I don’t see it like that. A story gets under my skin, and I do everything I can to realize the project. It’s not me, it’s the vision. I will do everything to make the passion a reality. If I feel observed while making a film, it’s uncomfortable for me and I get self-conscious. It’s a separation between me and the object (the film) that I’m in love with, that I want to create.
The color palette and textures of the movie very much seemed in sync with the arc of the movie.
There was a method that was about the stages of grief. In my own experience – I recall reading Elisabeth Kubler Ross – that there are stages to grieving. We gave a different color to each stage. The grieving Julie goes through has different colors, ending up with gold which we saw as acceptance. There was a further stage, multi-grained which is integration. I like to have a map, even if we don’t keep strictly to that map. It gives a feeling. Texture was really important. The 1980s had a lot of texture. Now it’s all technology and phones and it’s lost some meaning. I wanted to feel the typewriter, the pen, a piece of paper – I wanted to feel these things.

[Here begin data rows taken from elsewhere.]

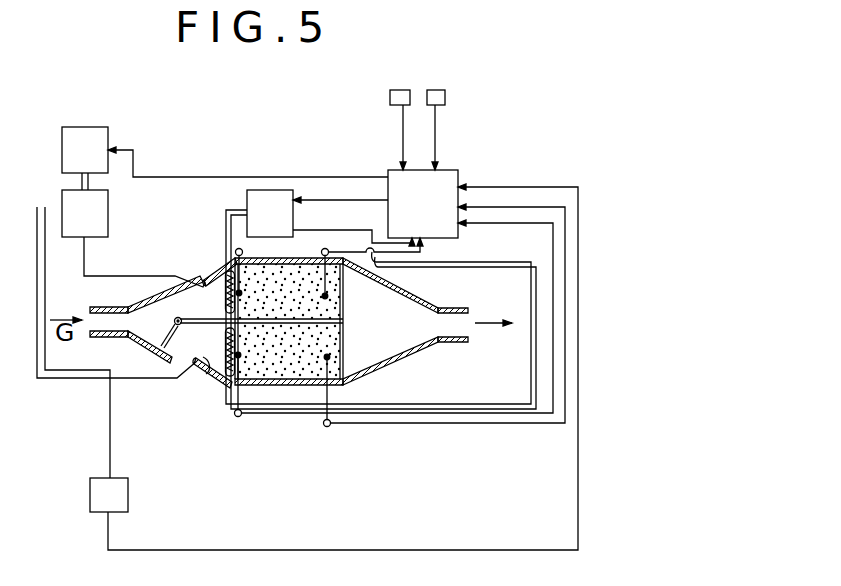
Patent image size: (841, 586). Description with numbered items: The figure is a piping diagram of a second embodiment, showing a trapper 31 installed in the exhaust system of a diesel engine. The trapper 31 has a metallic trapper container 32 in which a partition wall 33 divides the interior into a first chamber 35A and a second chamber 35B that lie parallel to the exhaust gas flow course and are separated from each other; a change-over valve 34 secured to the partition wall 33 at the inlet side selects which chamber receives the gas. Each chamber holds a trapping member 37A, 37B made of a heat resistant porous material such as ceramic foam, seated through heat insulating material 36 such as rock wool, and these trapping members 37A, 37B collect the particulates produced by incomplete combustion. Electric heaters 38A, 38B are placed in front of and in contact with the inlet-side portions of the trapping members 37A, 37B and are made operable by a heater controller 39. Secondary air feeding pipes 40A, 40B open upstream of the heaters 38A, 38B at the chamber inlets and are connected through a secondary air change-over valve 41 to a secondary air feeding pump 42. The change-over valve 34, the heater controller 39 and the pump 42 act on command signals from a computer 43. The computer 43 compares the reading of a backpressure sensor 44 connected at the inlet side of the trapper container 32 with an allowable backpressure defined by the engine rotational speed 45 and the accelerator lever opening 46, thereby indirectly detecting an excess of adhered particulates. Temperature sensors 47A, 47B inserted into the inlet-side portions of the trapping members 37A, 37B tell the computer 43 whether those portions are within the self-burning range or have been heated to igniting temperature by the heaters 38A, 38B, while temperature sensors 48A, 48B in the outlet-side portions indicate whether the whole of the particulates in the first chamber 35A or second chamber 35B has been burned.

The trapper 31 is at (425, 355).
The trapper container 32 is at (368, 374).
The partition wall 33 is at (297, 328).
The change-over valve 34 is at (163, 357).
The first chamber 35A is at (222, 272).
The second chamber 35B is at (223, 409).
The heat insulating material 36 is at (267, 386).
The trapping member 37A is at (328, 308).
The trapping member 37B is at (333, 340).
The electric heater 38A is at (228, 306).
The electric heater 38B is at (236, 345).
The heater controller 39 is at (253, 198).
The secondary air feeding pipe 40A is at (201, 280).
The secondary air feeding pipe 40B is at (204, 378).
The secondary air change-over valve 41 is at (100, 215).
The secondary air feeding pump 42 is at (70, 145).
The computer 43 is at (398, 177).
The backpressure sensor 44 is at (97, 496).
The rotational speed 45 is at (398, 90).
The opening of accelerator lever 46 is at (437, 90).
The temperature sensor 47A is at (243, 252).
The temperature sensor 47B is at (238, 417).
The temperature sensor 48A is at (328, 250).
The temperature sensor 48B is at (330, 425).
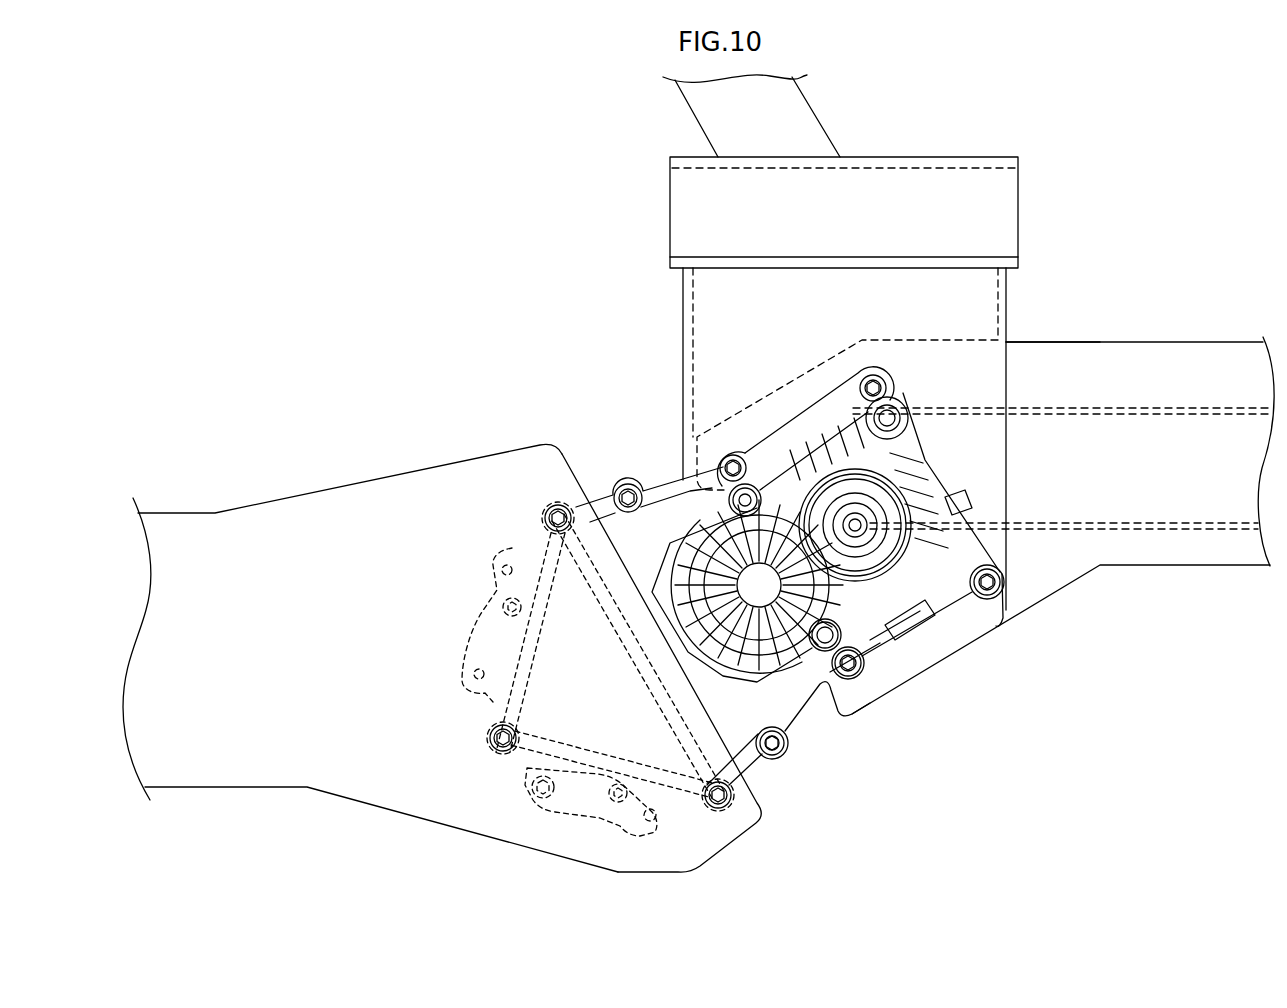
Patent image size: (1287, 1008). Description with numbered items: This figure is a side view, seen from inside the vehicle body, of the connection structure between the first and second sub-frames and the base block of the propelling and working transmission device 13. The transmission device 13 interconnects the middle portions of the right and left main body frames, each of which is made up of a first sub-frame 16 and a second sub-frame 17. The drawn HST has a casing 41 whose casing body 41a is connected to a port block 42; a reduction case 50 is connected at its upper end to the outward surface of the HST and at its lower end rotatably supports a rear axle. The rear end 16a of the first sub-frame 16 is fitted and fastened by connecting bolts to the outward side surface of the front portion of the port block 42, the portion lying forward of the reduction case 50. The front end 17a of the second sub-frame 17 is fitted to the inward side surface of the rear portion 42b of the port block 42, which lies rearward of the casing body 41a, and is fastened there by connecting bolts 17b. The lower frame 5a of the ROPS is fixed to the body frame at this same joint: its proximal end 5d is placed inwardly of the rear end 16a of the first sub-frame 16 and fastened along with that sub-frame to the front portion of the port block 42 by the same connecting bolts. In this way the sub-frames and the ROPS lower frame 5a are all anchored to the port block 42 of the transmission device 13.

The lower frame 5a is at (793, 123).
The proximal end 5d is at (985, 452).
The propelling and working transmission device 13 is at (611, 375).
The first sub-frame 16 is at (1163, 357).
The rear end 16a is at (780, 407).
The second sub-frame 17 is at (360, 495).
The front end 17a is at (550, 467).
The connecting bolt 17b is at (548, 513).
The casing 41 is at (827, 537).
The casing body 41a is at (807, 632).
The port block 42 is at (673, 510).
The rear portion of port block 42b is at (525, 765).
The reduction case 50 is at (472, 603).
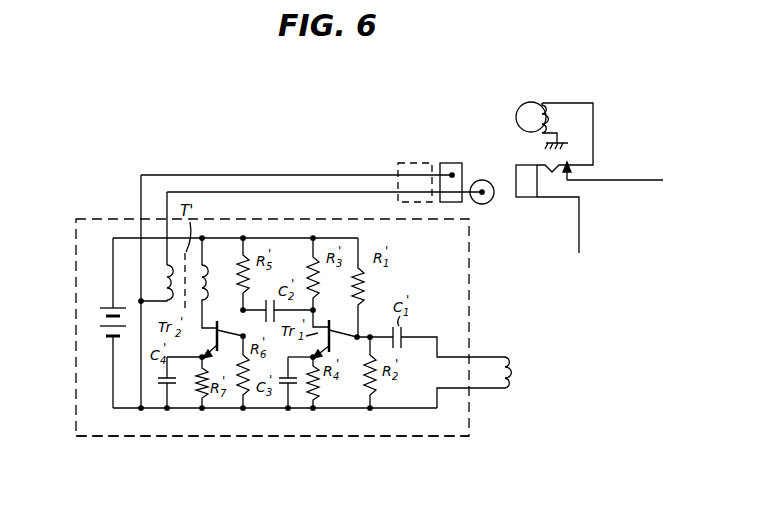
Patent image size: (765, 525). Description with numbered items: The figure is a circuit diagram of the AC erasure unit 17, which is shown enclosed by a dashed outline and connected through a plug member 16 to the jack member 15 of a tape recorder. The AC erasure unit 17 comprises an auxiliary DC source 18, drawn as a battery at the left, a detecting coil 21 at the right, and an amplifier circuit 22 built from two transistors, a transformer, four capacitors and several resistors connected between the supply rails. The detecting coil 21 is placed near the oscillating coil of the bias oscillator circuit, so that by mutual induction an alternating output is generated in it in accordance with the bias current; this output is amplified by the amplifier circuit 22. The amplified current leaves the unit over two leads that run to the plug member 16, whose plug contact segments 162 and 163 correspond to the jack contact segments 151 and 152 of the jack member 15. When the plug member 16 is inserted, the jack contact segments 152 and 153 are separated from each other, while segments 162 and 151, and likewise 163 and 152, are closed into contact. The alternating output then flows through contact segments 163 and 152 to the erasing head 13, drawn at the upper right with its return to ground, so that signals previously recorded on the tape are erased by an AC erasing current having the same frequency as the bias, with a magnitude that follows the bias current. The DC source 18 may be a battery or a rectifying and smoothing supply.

The erasing head 13 is at (536, 102).
The jack member 15 is at (550, 193).
The plug member 16 is at (421, 160).
The AC erasure unit 17 is at (90, 254).
The auxiliary DC source 18 is at (106, 316).
The detecting coil 21 is at (505, 389).
The amplifier circuit 22 is at (137, 437).
The jack contact segment 151 is at (522, 192).
The jack contact segment 152 is at (562, 164).
The jack contact segment 153 is at (603, 181).
The plug contact segment 162 is at (455, 173).
The plug contact segment 163 is at (486, 185).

You ended the previous movie inside the door of this hanger with blue skies and positivity, and then you began this film with the same hangar but with rain visible through the doors.
The first choice was where to shoot the film. What decided it were those doors we end on at the end of Part I, out of which we see the countryside and the trees. Those doors were amazing. The scale of them and the potential of this aircraft hangar we found. It looked on to pure countryside. That was exciting to me – the weather outside.
We didn’t have the budget to create rain when we needed to have it. I often feel weather occurs when we need it in the story, and there’s a certain amount of luck.
Not that many movies get to have a sequel. Do you have any words of advice for your fellow filmmakers?
I’ve got one sentence: I never accept no for an answer. I’m really stubborn about getting what I want. Don’t expect the journey to be easy. I’m not sure I’d be doing what I’m doing now had I not been in front of those tutors who told me I couldn’t do what I wanted to do. There is no shortcut. It’s taken me a hell of a long time, and in many ways, I don’t have that much time left. I could easily think, ‘What a shame I didn’t make those films earlier than I did,’ but I totally accept where I am. It can take time, but then I see young women directors coming forward and it’s not taking them that time. It doesn’t have to, but for me, it’s been a long journey and not always easy. Now I recognize that in terms of the process, it’s easier for me. I started off with a very particular working method and now if someone is going to finance one of my films, they have to go along with all of these things I do. I’m not going to change how I work in order to please somebody.